The appellant does not contest the question of the accidental cause of the death of Frederick S. Hermann, son of the alleged dependents, but does seriously urge that the father and mother were not dependent within the meaning of the Workmen’s Compensation Law. The decedent left no dependent wife or children under the age of eighteen years, and the question to be determined is whether there is any evidence to support the conclusion of fact that the father and mother of the decedent were dependent upon him at the time of the accident, for the statute permits of no other time. (§ 16, subd. 4, as amd. by Laws of 1916, chap. 622.*)

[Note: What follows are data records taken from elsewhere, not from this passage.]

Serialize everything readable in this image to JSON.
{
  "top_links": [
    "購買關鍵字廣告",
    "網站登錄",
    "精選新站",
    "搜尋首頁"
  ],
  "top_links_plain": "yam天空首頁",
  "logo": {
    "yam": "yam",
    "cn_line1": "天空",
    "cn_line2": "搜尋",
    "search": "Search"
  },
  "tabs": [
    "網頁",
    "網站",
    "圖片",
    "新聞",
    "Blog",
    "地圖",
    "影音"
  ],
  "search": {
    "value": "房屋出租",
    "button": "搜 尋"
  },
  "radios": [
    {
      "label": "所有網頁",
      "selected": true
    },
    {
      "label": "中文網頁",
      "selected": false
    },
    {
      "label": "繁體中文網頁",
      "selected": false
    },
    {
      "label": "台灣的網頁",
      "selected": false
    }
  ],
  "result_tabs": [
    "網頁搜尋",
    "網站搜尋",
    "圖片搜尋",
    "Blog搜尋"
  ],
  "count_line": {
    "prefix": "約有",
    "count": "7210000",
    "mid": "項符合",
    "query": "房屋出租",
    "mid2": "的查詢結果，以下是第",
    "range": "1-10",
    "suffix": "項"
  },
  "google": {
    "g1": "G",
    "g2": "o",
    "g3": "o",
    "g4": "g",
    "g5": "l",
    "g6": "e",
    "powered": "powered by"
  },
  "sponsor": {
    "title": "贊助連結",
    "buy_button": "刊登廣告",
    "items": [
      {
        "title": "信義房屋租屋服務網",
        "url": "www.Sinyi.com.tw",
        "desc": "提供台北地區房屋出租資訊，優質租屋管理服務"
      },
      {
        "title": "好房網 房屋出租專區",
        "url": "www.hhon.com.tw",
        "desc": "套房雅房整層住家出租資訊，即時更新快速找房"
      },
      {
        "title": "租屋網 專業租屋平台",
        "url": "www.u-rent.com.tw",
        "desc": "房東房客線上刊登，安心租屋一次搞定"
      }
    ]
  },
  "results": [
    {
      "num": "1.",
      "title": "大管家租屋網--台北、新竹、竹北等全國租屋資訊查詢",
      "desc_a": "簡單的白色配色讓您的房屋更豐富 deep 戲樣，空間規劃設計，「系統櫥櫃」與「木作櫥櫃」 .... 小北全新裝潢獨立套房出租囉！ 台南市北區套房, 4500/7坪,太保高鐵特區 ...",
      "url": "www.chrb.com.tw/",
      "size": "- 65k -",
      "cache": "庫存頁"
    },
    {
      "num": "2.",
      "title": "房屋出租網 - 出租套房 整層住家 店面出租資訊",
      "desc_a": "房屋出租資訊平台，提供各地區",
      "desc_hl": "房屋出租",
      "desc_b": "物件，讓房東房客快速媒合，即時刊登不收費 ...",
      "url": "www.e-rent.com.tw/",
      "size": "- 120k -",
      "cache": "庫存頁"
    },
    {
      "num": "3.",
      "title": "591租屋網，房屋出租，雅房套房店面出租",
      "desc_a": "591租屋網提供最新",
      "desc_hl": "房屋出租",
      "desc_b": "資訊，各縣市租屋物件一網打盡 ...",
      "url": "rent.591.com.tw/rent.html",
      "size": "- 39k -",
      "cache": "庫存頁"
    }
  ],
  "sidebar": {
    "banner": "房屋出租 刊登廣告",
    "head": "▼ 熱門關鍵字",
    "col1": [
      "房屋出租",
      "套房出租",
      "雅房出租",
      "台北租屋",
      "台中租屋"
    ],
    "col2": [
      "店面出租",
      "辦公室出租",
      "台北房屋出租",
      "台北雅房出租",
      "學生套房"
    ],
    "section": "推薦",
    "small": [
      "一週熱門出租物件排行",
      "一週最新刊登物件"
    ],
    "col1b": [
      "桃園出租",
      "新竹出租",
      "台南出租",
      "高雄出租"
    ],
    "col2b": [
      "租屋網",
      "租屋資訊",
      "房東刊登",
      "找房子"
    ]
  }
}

*220The evidence is that the father was earning from eighteen to twenty-five dollars per week at the time of the death of his son, though he appears to have not been working since that time. What he has done, or refrained from doing since the death is, of course, of no importance, and we are unable to see any relevancy in the alleged fact that the father is lame. The question is what was the condition of the father at the time of the death; was he then dependent upon the earnings of the son? The evidence indicates that he earned an average of more than twenty dollars per week for the year prior to the death of the son, and that the family consisted of the father and mother and the son, and the latter contributed the sum of fifteen dollars per week, and was boarded and lodged and at times had clothing bought for him. How can it be said that this father, earning above twenty dollars per week, was in any degree dependent upon the contribution of fifteen dollars per week on the part of the son, who was supported out of the family fund?

And the mother has likewise been held to be a dependent, though the evidence shows that she hired eleven rooms for fifty-five dollars per month and rented them out for thirty dollars per week, and it is conceded that she netted about forty dollars per month out of this transaction after the payment of the gas and coal bills, and the payment for sheets, pillow-cases, blankets, etc. In other words, after paying all the heat and light bills for the family, and important items of supplies, there was a net profit of forty dollars per month to the mother, who had a right to support from her husband who was earning more than twenty dollars per week at the time of the death of the son. Twenty dollars per week, with rent, light and heat paid for, and forty dollars per month in addition — or practically twenty-five dollars per week — for food and clothing for two persons, is not dependency in the absence of evidence showing the insufficiency of this sum. Assuming the son to be living and contributing fifteen dollars per week, and using one of the rooms, it will be seen that he would be paying only about his equitable portion of the family expenses, assuming it all to be used, and it must be clear that there is no foundation in the evidence for holding either the father or the mother to have been dependent upon the contribution of the decedent at *221the time of the accident. So long as the cases of Birmingham v. Westinghouse Electric & Manufacturing Co. (180 App. Div. 48); Frey v. McLoughlin Bros., Inc. (187 id. 824) and Mulraney v. Brooklyn Rapid Transit Co. (190 id. 774) remain unreversed, this court is not in a position to sustain awards where there is no evidence to establish dependency.

The award appealed from should be reversed.

All concur.

Award reversed and claim dismissed.

Since amd. by Laws of 1920, chap. 532.— [Rep.